The benefits of driverless cars are plentiful. Built-in devices such as sensors are continuously operating and are not subject to certain situations such as driver fatigue or tiredness. Vehicles will be able to travel faster and more safely, and because they will be equipped to drive in closer proximity to one another, the technology has the potential to reduce congestion and improve journey times. It will also save businesses money, especially those that are in the logistics and haulage industry.
Waymo leads the pack
Its driverless cars have already covered more than 5 million miles in more than 20 cities around the world.

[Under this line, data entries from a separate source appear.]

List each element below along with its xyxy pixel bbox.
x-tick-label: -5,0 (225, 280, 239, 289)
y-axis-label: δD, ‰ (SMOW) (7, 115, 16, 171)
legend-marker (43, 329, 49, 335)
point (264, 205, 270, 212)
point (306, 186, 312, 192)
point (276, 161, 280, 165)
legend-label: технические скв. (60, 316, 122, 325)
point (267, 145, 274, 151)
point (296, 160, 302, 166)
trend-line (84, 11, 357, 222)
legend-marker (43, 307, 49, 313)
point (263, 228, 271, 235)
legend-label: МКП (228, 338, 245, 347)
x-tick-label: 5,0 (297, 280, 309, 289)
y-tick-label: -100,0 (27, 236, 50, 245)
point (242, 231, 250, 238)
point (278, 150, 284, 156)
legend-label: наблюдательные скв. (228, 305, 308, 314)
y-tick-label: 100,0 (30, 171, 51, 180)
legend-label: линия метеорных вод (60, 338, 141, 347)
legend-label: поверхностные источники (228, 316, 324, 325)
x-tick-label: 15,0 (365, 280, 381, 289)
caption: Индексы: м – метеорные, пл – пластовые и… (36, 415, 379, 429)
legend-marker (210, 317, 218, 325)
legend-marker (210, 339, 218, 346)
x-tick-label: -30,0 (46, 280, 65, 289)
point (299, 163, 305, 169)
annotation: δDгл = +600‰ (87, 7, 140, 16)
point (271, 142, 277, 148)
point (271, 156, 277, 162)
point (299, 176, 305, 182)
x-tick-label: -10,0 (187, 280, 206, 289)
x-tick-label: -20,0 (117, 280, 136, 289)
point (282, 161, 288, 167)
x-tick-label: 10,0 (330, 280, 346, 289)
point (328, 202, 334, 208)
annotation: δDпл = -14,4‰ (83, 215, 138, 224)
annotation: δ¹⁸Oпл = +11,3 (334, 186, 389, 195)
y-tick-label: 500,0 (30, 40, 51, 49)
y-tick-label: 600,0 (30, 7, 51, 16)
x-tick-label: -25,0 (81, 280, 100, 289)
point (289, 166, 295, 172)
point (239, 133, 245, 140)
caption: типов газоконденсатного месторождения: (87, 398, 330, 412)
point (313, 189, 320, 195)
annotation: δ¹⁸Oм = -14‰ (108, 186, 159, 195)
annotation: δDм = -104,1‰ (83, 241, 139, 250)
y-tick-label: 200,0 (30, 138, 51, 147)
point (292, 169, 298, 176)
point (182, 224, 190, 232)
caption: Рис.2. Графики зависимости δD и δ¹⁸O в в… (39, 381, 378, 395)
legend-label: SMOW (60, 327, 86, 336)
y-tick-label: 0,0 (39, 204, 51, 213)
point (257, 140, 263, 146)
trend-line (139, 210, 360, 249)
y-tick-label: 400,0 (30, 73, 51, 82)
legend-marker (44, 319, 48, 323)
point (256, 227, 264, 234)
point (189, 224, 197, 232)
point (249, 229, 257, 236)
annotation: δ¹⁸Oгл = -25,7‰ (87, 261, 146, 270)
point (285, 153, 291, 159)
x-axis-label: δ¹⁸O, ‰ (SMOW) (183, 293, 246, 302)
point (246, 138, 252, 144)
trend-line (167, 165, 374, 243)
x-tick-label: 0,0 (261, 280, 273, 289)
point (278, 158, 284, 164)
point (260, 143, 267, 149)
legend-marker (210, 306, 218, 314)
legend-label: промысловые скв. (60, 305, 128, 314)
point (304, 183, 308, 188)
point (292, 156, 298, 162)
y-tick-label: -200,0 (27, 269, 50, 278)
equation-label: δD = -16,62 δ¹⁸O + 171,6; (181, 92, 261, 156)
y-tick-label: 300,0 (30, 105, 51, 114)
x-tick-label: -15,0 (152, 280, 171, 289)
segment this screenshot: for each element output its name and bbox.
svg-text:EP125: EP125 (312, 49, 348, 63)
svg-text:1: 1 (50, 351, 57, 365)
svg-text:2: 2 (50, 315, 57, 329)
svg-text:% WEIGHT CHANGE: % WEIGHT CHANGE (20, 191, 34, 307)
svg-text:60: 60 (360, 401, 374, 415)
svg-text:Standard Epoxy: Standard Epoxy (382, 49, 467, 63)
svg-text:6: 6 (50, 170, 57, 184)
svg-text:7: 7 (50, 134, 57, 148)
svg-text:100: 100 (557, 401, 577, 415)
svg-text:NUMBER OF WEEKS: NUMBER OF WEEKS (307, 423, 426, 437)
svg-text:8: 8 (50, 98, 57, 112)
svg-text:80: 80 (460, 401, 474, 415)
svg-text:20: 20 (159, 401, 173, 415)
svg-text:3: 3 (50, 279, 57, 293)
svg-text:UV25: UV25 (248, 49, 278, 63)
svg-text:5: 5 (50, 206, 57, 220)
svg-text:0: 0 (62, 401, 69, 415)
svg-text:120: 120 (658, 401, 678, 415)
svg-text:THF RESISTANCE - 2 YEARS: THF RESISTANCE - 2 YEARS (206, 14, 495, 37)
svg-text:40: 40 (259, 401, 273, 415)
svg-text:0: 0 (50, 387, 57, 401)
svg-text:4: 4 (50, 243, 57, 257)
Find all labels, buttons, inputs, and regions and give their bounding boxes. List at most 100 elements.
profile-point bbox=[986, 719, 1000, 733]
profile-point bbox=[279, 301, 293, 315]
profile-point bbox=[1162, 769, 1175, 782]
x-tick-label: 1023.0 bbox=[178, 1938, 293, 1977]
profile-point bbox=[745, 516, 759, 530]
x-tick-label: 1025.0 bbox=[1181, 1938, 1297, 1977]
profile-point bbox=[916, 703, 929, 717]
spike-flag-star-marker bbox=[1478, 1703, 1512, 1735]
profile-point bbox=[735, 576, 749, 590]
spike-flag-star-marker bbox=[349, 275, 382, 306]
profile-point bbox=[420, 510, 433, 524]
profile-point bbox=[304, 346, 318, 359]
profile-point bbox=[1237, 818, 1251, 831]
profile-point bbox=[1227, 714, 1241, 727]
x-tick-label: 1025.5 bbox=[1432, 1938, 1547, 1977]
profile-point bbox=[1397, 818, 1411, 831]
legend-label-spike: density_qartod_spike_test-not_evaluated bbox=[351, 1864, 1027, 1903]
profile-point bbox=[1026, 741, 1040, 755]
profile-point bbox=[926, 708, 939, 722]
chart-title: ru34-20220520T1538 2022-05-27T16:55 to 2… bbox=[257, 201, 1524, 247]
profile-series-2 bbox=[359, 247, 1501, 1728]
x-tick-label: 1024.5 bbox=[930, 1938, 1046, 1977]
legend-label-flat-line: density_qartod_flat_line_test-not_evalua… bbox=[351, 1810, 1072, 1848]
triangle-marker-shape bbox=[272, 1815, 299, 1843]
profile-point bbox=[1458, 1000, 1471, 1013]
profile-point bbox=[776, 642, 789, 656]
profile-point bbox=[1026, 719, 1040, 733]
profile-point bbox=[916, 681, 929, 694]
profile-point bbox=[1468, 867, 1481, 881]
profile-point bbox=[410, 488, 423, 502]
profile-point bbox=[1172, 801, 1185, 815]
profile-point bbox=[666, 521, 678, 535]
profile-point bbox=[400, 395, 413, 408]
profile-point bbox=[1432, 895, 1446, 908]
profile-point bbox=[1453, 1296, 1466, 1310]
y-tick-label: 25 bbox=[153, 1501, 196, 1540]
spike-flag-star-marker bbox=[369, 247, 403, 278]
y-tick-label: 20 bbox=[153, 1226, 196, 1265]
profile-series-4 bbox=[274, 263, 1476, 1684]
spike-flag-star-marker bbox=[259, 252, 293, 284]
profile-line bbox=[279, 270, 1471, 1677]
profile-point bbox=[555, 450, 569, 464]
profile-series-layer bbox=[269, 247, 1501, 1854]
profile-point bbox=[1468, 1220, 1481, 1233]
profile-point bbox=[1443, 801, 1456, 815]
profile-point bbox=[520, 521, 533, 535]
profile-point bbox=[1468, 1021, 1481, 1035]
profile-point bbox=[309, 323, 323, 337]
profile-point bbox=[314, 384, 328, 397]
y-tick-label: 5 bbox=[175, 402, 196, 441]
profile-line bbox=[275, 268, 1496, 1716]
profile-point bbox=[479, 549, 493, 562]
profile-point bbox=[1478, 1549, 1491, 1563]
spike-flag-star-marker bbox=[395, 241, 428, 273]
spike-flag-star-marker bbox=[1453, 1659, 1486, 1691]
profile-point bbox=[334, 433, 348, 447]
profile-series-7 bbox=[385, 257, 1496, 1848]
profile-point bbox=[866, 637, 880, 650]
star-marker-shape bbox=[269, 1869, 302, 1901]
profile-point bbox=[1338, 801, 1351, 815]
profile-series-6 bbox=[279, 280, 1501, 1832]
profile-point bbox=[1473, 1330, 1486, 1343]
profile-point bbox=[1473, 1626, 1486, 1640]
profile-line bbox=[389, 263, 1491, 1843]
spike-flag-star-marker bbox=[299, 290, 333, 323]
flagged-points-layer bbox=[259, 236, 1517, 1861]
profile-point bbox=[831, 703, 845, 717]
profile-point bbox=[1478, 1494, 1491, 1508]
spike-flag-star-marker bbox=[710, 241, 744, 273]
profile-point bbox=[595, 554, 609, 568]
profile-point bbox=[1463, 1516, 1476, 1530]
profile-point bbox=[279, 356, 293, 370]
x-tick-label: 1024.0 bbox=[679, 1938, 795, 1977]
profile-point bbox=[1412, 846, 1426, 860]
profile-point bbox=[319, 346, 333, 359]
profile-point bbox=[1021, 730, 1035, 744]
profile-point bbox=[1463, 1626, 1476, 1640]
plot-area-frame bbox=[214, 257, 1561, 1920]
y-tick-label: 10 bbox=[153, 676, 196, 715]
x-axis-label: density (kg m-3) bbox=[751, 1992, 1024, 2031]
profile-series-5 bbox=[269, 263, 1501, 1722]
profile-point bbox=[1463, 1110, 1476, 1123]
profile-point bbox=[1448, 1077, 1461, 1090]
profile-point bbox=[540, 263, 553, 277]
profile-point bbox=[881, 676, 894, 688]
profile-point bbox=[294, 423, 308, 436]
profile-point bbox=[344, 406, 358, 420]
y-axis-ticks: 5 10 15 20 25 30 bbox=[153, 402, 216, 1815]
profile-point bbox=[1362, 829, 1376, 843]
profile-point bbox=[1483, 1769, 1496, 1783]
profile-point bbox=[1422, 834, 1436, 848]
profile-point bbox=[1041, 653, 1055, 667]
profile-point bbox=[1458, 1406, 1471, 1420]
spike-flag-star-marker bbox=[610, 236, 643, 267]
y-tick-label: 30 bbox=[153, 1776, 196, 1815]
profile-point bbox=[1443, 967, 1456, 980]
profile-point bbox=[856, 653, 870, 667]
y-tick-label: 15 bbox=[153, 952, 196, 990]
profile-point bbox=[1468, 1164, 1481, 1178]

It has a fleet of Chrysler Pacifica minivans already, has signed a deal to add Jaguar I-Pace SUVs to its fleet, and has plans to operate driverless vans from late this year. We could see driverless delivery fleets within 6 months, according to Waymo estimates.
GM as a close contender
Honda is investing nearly $3bn in GM’s program, and GM has said that it plans to run a ride-hailing pilot scheme next year using cars with no wheels or pedals, which is the ultimate goal of all companies involved. GM not only has a fleet of self-driving cars but has a factory in Detroit where it can produce them on demand. Ride-hailing, using GM cars, could be available in around 12 months.
Uber’s hybrid admission
Uber obviously has a lot to gain from driverless cars, and it claims to have covered more than 250 million testing miles. The lift hailing company is arguably taking a more realistic approach to technology, predicting years of hybrid like cars that will bridge the gap between current cars and driverless.
Different companies have different ideas of when, precisely, we will see the technology hit mainstream. Google has lofty plans, but it is difficult to argue with a company that has covered millions of miles in its fleet of self-driving cars.